My hypothesis is that CDKD production is controlled at a transcriptional level by endogenous chemicals produced by all differentiated cells. I suspect that these ‘endogenous chemicals’ under normal circumstances inhibit the transcription of CDKD, and the separation of leaf cells from the stem causes cells bordering the cut site to lose inhibition from these endogenous chemicals because of the loss of cytoplasmic content in some cells.

First, I will create a transgenic strain of Funaria hygrometrica that has a GFP reporter construct at the 3’ end of the CDKD gene, similar to the one found in Ishikawa et al. (2011). Next, I will attempt to induce protonemal development by removing the cytoplasmic content from a row of lamina cells in the leaf. My experiment will include 4 treatments, all placed on Knop’s agar (a common bryophyte nutrient medium) under standard sunlight conditions.

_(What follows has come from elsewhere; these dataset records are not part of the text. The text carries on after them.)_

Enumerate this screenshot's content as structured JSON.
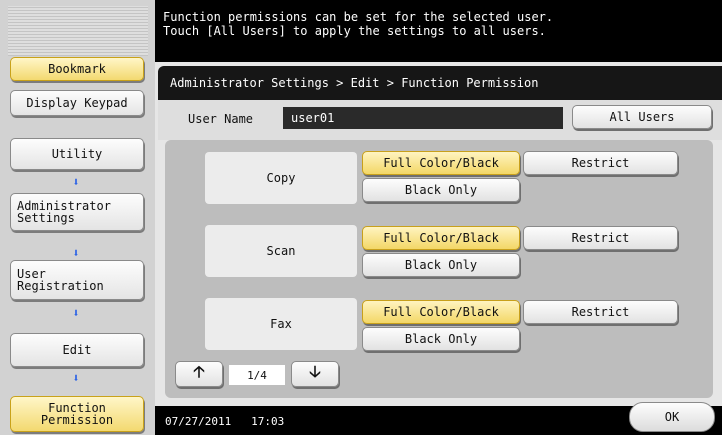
{
  "sidebar": {
    "bookmark_label": "Bookmark",
    "display_keypad_label": "Display Keypad",
    "breadcrumb_steps": [
      "Utility",
      "Administrator\nSettings",
      "User\nRegistration",
      "Edit",
      "Function\nPermission"
    ]
  },
  "header": {
    "message_line1": "Function permissions can be set for the selected user.",
    "message_line2": "Touch [All Users] to apply the settings to all users.",
    "breadcrumb": "Administrator Settings > Edit > Function Permission"
  },
  "user": {
    "label": "User Name",
    "value": "user01",
    "all_users_label": "All Users"
  },
  "permissions": [
    {
      "name": "Copy",
      "options": [
        "Full Color/Black",
        "Black Only",
        "Restrict"
      ],
      "selected": "Full Color/Black"
    },
    {
      "name": "Scan",
      "options": [
        "Full Color/Black",
        "Black Only",
        "Restrict"
      ],
      "selected": "Full Color/Black"
    },
    {
      "name": "Fax",
      "options": [
        "Full Color/Black",
        "Black Only",
        "Restrict"
      ],
      "selected": "Full Color/Black"
    }
  ],
  "pager": {
    "page": "1/4",
    "up_icon": "arrow-up-icon",
    "down_icon": "arrow-down-icon"
  },
  "footer": {
    "date": "07/27/2011",
    "time": "17:03",
    "ok_label": "OK"
  },
  "colors": {
    "selected": "#f3d767",
    "arrow": "#2c63e6"
  }
}
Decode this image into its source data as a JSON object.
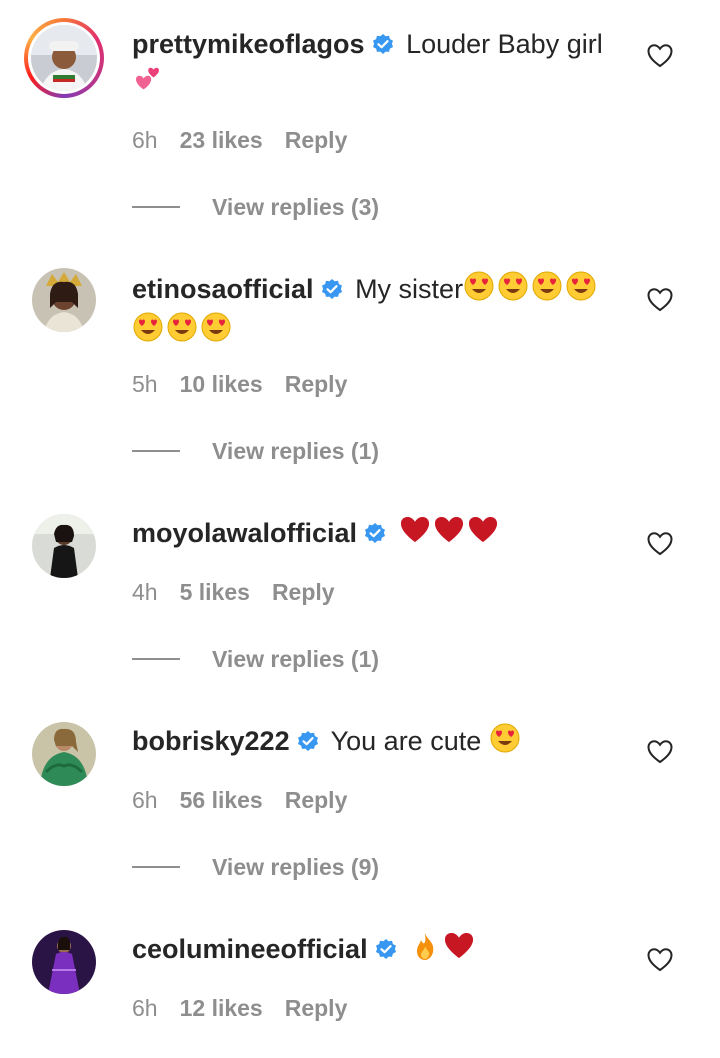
{
  "comments": [
    {
      "username": "prettymikeoflagos",
      "text": "Louder Baby girl",
      "emojis": [
        "two-hearts"
      ],
      "time": "6h",
      "likes": "23 likes",
      "reply": "Reply",
      "view_replies": "View replies (3)",
      "avatar": "avatar-white-cap-man",
      "story_ring": true
    },
    {
      "username": "etinosaofficial",
      "text": "My sister",
      "emojis": [
        "heart-eyes",
        "heart-eyes",
        "heart-eyes",
        "heart-eyes",
        "heart-eyes",
        "heart-eyes",
        "heart-eyes"
      ],
      "time": "5h",
      "likes": "10 likes",
      "reply": "Reply",
      "view_replies": "View replies (1)",
      "avatar": "avatar-crowned-woman"
    },
    {
      "username": "moyolawalofficial",
      "text": "",
      "emojis": [
        "red-heart",
        "red-heart",
        "red-heart"
      ],
      "time": "4h",
      "likes": "5 likes",
      "reply": "Reply",
      "view_replies": "View replies (1)",
      "avatar": "avatar-woman-dark-dress"
    },
    {
      "username": "bobrisky222",
      "text": "You are cute",
      "emojis": [
        "heart-eyes"
      ],
      "time": "6h",
      "likes": "56 likes",
      "reply": "Reply",
      "view_replies": "View replies (9)",
      "avatar": "avatar-woman-green-dress"
    },
    {
      "username": "ceolumineeofficial",
      "text": "",
      "emojis": [
        "fire",
        "red-heart"
      ],
      "time": "6h",
      "likes": "12 likes",
      "reply": "Reply",
      "avatar": "avatar-woman-purple-gown"
    }
  ],
  "colors": {
    "text": "#262626",
    "meta": "#8e8e8e",
    "verified": "#3897f0",
    "red_heart": "#e0245e"
  }
}
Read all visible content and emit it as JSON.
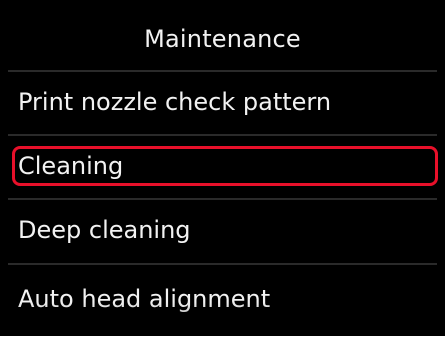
{
  "screen": {
    "title": "Maintenance"
  },
  "menu": {
    "items": [
      {
        "label": "Print nozzle check pattern"
      },
      {
        "label": "Cleaning"
      },
      {
        "label": "Deep cleaning"
      },
      {
        "label": "Auto head alignment"
      }
    ]
  },
  "colors": {
    "background": "#000000",
    "text": "#f2f2f2",
    "selection": "#e8102a"
  }
}
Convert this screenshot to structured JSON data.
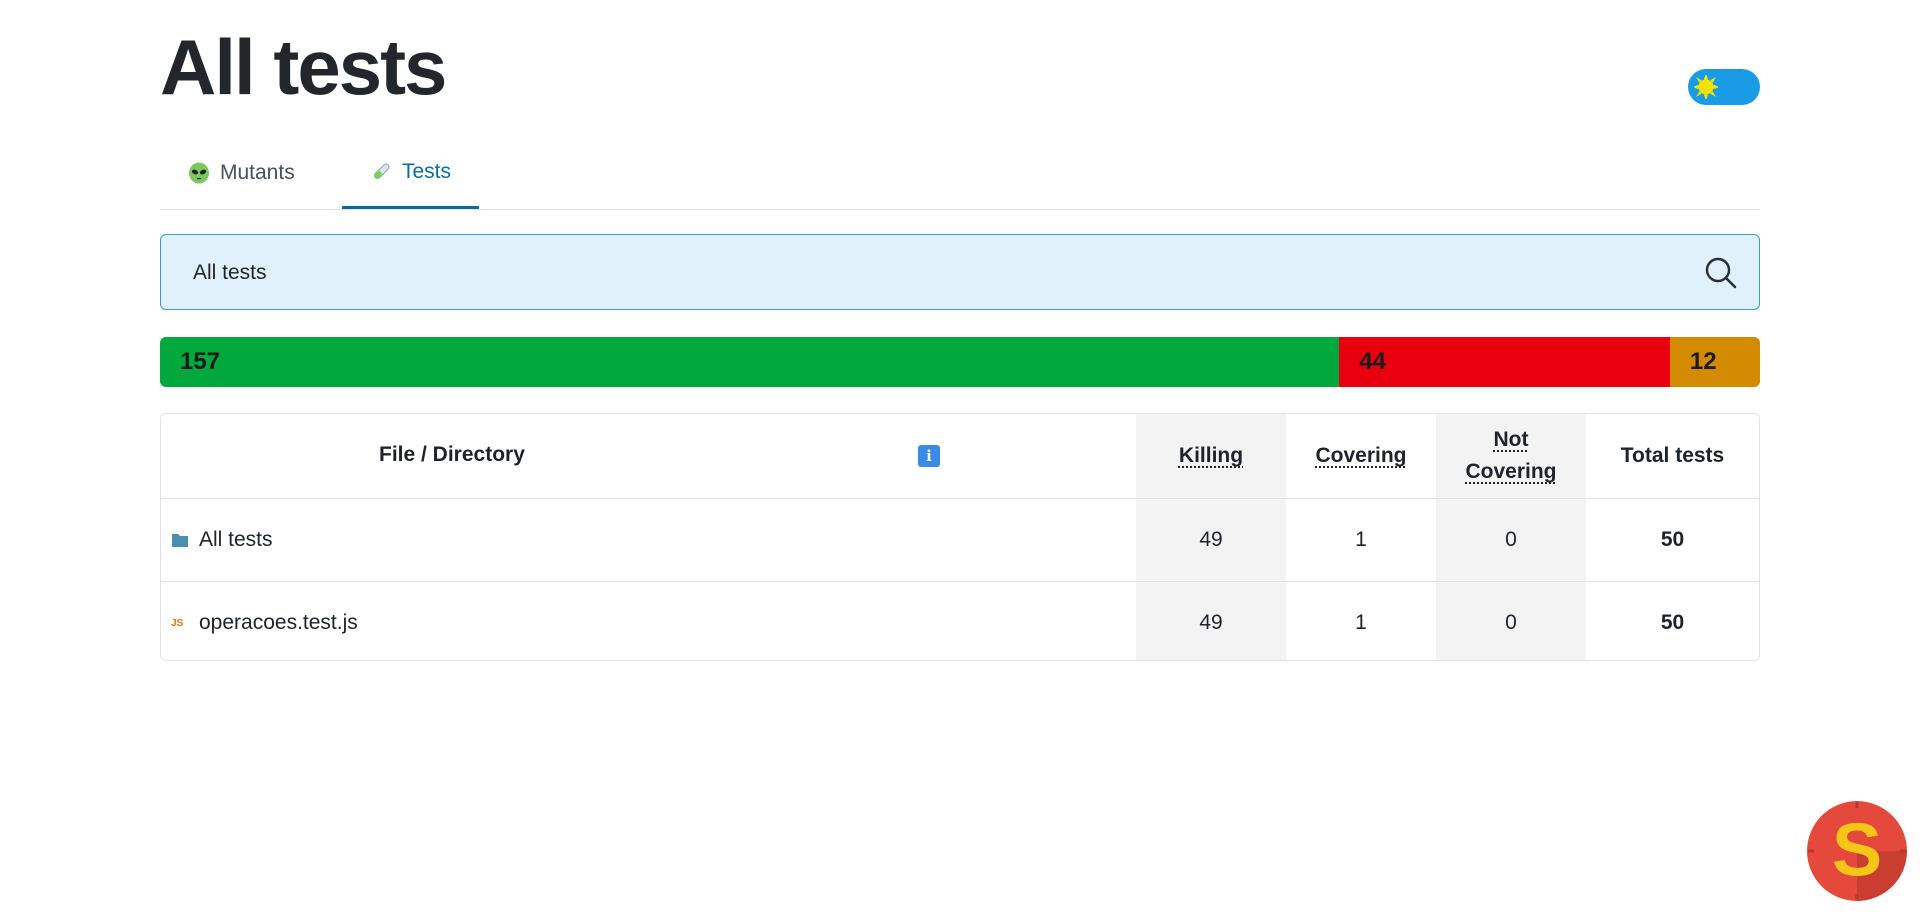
{
  "page": {
    "title": "All tests"
  },
  "theme_toggle": {
    "icon": "sun-icon",
    "color": "#1a9be6"
  },
  "tabs": [
    {
      "label": "Mutants",
      "icon": "alien-icon",
      "active": false
    },
    {
      "label": "Tests",
      "icon": "test-tube-icon",
      "active": true
    }
  ],
  "search": {
    "value": "All tests",
    "icon": "search-icon"
  },
  "progress": [
    {
      "label": "157",
      "value": 157,
      "color": "#00a83d"
    },
    {
      "label": "44",
      "value": 44,
      "color": "#e8000e"
    },
    {
      "label": "12",
      "value": 12,
      "color": "#d48a00"
    }
  ],
  "table": {
    "headers": {
      "file": "File / Directory",
      "info": "i",
      "killing": "Killing",
      "covering": "Covering",
      "not_covering_1": "Not",
      "not_covering_2": "Covering",
      "total": "Total tests"
    },
    "rows": [
      {
        "name": "All tests",
        "icon": "folder-icon",
        "killing": "49",
        "covering": "1",
        "not_covering": "0",
        "total": "50"
      },
      {
        "name": "operacoes.test.js",
        "icon": "JS",
        "killing": "49",
        "covering": "1",
        "not_covering": "0",
        "total": "50"
      }
    ]
  },
  "logo": {
    "letter": "S",
    "colors": [
      "#e4493b",
      "#f5c518"
    ]
  }
}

• Whole leaves, detached from the main stem (positive control)
• Whole leaves, still attached to main stem (negative control)
• Whole leaves, still attached to main stem with mid-lamina cells punctured by a small needle (puncture control)
• Whole leaves, still attached to main stem, with mid-lamina cell cytoplasm removed with small needles.

I expect that the leaves detached from the main stem will produce protonemal buds within 48 hours, whereas whole leave that remained attached to the main stem will not produce any protonemal buds. The puncture-control leaves are expected not to produce protonema. Finally, the whole leaves with cytoplasmic content removed are expected to produce protonemal buds to form around the border of the ‘empty’ cells due to the lack of neighbouring inhibition of CDKD. I will also view all samples under a UV light to visualize the distribution of CDKD. I expect CDKD to be produced in all the cells previously predicted to grow protonema.

Although overlooked, bryophytes are an extraordinary group of organisms that have adapted to be able to clone itself by mere fragmentation—a feat that most other organisms cannot do. Not only this, but it appears its reproduction can originate from any and all living tissue and does not require a pre-specified meristem or stem cell. By investigating the mechanism behind the activation of dedifferentiation, one can apply the concepts harnessed by bryophytes and hopefully understand some of the regulating pathways found in other organisms. It is possible that these ideas may be applicable to human stem cell research in the future.

References:

Bopp, M. (2008). Development of protonema and bud formation in mosses. J. Linn. Soc. (Bot.), 58(373), 305-309.

Giles, K.L. (1970). Dedifferentiation and regeneration in Bryophytes: A Selective Review. New Zealand Journal of Botany, 9, 689-694.

Ishikawa, M., Murata, T., Sato, Yoshikatsu, Nishiyama, T, Hiwatashi, Y., Imai, A., Kimura, M., Sugimoto, Nagisa, Akita, Asaka, Oguri, Y., Friedman, W.E., Hasebe, M., & Kubo, M. (2011). Physomitrella cyclin-dependent kinase A links cell cycle reactivation to other cellular changes during reprogramming of leaf cells. The Plant Cell, 23, 2924-2938.

La Farge, C., Williams, K.H., & Engalnd, J.H. (2013). Regeneration of Little Ice Age bryophytes emerging from a polar glacier with implications of totipotency in extreme environments. PNAS, 110(24), 9839-9844.

Van der Poorten, A. & Goffinet, B. (2010). Introduction to Bryophytes.  Cambridge University Press: New York.